O ar energico e sereno do retratado era de tal maneira humano, que ninguem duvidaria que o pintor tirara do original essa figura, decidida a tudo, antes do que a abdicar. O calção branco e a casaca encarnada do cavalleiro, moço fidalgo e rico homem, destacava-se sangrentamente no fundo plumbeo da tela. Em pé, diante do quadro, o Visconde e a Candida conversavam, emquanto Antonio de Mello, filado pelo Braga, agora seu companheiro insacudivel por causa da sobrinha, e do visconde por causa da casa do Bernabé, estava no vão d’uma janella ouvindo pela millesima vez a pretensão do homensinho.

— «Quando em pequena aqui vinha — dizia entretanto a Candida — nada me interessava como este quadro.

— «Porquê? Não é, apezar de bem feito, uma obra prima que merecesse a attenção de V. Ex.ᵃ

— «Não é isso, que eu pouco conheço de pintura para o apreciar como artista, era a historia do cavalleiro que me fazia scismar!

— «É uma historia romanesca, na verdade, uma lenda d’amôr que não admira que tivesse fallado á imaginação d’uma formosa criança como V. Ex.ᵃ era.

— «Não é certo que foi amado por uma rainha aquelle cavalleiro?

— «É certo! Amado por uma rainha que desprezou para casar com a menina que amava desde a infancia.

— «E por isso foi desterrado para este palacio, não é verdade? O que lhe era elle, sr. Visconde?

— «Meu decimo quinto avô e tambem da Maria Helena e da Josephina, porque descendemos todos do mesmo ramo.

— «Como o sr. Visconde deve ter orgulho em ser neto d’um homem que foi amado por uma rainha!

— «O que vale uma rainha impudíca ao pé do meigo e ideal typo de Griselia, a honesta pastora que torna ditoso o seu senhor á força de resignação e amôr?!... — respondeu a voz clara e insinuante de Bella, que vinha pelo braço de João e estava atraz d’elles.

— «Estou d’accordo — retorquio o visconde, emquanto as duas se cumprimentavam com expansão desusada por parte da Candida e polida frieza em Izabella. — É sempre rainha a mulher que amâmos. Mais do que rainha, porque a pômos alta como as estrellas. E rainhas são todas que dominam pela formosura e pelo espirito como V. Ex.ᵃˢ, minhas senhoras — disse para as duas, mas voltando se intencionalmente para a Candida.

— «Eu, por mim, sou uma rainha sem throno — respondeu ella com sorriso d’amargo desdem.

— «Oh não diga tal, minha senhora: V. Ex.ᵃ possue o triplice throno da belleza, da juventude e da bondade.

— «Por isso procura o do oiro para ficar com quatro pés... muito mais segura — murmurou a viscondessa para o Ramalho, apontando o Braga, n’um tom sacudido, pouco natural na sua costumada frieza.

— «É cruel, viscondessa.

— «Não ouve e nem que ouvisse percebia...

— «Ou fingia não perceber?...

— «Qualquer das coisas me é bem indifferente.

Chegando ao grupo cumprimentou a Candida que se desfazia em amabilidades e desculpas por a não ter logo visto.

— «Não admira, estavamos no terraço...

Voltando se logo, cumprimentou o Antonio de Mello com affabilidade e o Braga com um ligeiro inclinar de cabeça.

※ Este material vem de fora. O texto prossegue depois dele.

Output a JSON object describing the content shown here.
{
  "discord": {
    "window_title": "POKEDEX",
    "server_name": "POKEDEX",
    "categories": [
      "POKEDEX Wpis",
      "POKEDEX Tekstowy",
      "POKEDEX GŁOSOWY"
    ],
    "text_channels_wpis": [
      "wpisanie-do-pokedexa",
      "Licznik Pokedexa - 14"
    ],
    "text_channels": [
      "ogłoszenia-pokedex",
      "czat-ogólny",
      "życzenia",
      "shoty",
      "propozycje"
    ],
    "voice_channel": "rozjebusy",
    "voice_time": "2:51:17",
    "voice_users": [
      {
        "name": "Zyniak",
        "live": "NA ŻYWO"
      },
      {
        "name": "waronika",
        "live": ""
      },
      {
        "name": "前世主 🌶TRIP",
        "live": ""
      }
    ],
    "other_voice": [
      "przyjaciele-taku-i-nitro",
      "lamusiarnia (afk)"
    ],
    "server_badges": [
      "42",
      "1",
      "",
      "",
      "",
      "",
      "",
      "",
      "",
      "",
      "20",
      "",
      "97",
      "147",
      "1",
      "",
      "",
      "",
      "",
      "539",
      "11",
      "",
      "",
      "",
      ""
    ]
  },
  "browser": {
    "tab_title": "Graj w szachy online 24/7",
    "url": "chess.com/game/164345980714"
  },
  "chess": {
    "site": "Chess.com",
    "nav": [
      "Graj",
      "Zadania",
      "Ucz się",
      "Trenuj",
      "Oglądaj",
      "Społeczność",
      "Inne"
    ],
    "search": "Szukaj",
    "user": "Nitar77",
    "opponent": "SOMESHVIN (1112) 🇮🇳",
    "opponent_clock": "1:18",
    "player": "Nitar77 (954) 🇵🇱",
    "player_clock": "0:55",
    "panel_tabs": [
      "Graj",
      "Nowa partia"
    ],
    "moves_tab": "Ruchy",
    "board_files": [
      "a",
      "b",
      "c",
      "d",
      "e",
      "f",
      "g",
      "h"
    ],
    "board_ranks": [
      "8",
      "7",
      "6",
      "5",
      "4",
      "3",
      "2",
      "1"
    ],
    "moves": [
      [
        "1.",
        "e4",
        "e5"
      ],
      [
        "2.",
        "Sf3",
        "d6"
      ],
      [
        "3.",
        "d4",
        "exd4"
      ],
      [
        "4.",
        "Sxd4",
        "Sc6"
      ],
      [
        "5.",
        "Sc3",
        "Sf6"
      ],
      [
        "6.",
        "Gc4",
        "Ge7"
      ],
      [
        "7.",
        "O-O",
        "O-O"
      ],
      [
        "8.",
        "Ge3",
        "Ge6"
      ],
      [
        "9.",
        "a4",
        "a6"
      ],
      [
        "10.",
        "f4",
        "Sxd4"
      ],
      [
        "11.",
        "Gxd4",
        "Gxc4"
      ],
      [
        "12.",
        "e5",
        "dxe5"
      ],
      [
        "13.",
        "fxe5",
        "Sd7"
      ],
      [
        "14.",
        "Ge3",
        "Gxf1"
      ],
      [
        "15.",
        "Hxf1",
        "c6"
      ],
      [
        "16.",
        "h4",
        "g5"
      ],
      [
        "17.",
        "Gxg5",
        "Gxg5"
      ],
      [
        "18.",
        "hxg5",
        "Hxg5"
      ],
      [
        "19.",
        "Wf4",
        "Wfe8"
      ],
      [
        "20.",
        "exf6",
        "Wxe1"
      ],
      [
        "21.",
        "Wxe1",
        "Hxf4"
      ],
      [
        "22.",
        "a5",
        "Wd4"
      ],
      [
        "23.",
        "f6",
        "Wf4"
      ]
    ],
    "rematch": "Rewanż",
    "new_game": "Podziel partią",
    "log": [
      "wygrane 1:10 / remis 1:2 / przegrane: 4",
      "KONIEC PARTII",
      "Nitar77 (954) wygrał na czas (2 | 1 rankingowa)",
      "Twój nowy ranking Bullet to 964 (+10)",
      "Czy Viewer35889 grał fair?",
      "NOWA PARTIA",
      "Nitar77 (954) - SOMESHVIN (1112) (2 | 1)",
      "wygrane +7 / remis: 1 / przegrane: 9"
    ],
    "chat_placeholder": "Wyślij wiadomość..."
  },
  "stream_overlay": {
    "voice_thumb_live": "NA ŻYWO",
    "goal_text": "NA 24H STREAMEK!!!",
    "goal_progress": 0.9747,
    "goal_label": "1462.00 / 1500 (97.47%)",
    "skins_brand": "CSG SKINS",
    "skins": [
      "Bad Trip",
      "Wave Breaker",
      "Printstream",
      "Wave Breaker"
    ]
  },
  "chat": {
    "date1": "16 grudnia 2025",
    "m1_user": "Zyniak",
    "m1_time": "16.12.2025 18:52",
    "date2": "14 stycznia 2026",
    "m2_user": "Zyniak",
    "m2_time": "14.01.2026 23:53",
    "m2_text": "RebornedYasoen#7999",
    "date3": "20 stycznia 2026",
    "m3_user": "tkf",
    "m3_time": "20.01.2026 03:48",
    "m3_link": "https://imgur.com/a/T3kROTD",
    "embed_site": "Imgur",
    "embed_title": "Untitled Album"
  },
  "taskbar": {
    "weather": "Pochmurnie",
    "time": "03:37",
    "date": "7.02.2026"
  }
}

— «A sr.ᵃ viscondessa está servida — disse o mordomo de pé, ao cimo da meza.

— «Preveniram minha mãe?

— «A sr.ᵃ D. Genoveva mandou dizer que não esperassem, que descia já.

Effectivamente appareceu logo á porta a mãe da viscondessa pelo braço da dama de companhia. Alta como a filha, apezar de já se dobrar ao peso dos annos, a sua cabeça, como a d’ella, tinha uma dôce expressão que a fazia venerada por todos. A mais do que a filha tinha, não obstante a sua velhice adoentada, um aberto sorriso de quem fruia os ultimos annos d’uma velhice sem desejos nem sobresaltos, n’uma atmosphera confortavel de respeito e grandeza.

A filha correu para ella e carinhosamente a fez sentar no primeiro logar, onde todos depois lhe foram fazer os seus cumprimentos.

— «Aos seus logares! — clamou o visconde estranhamente animado.

Silenciosos, os criados começaram a servir o jantar.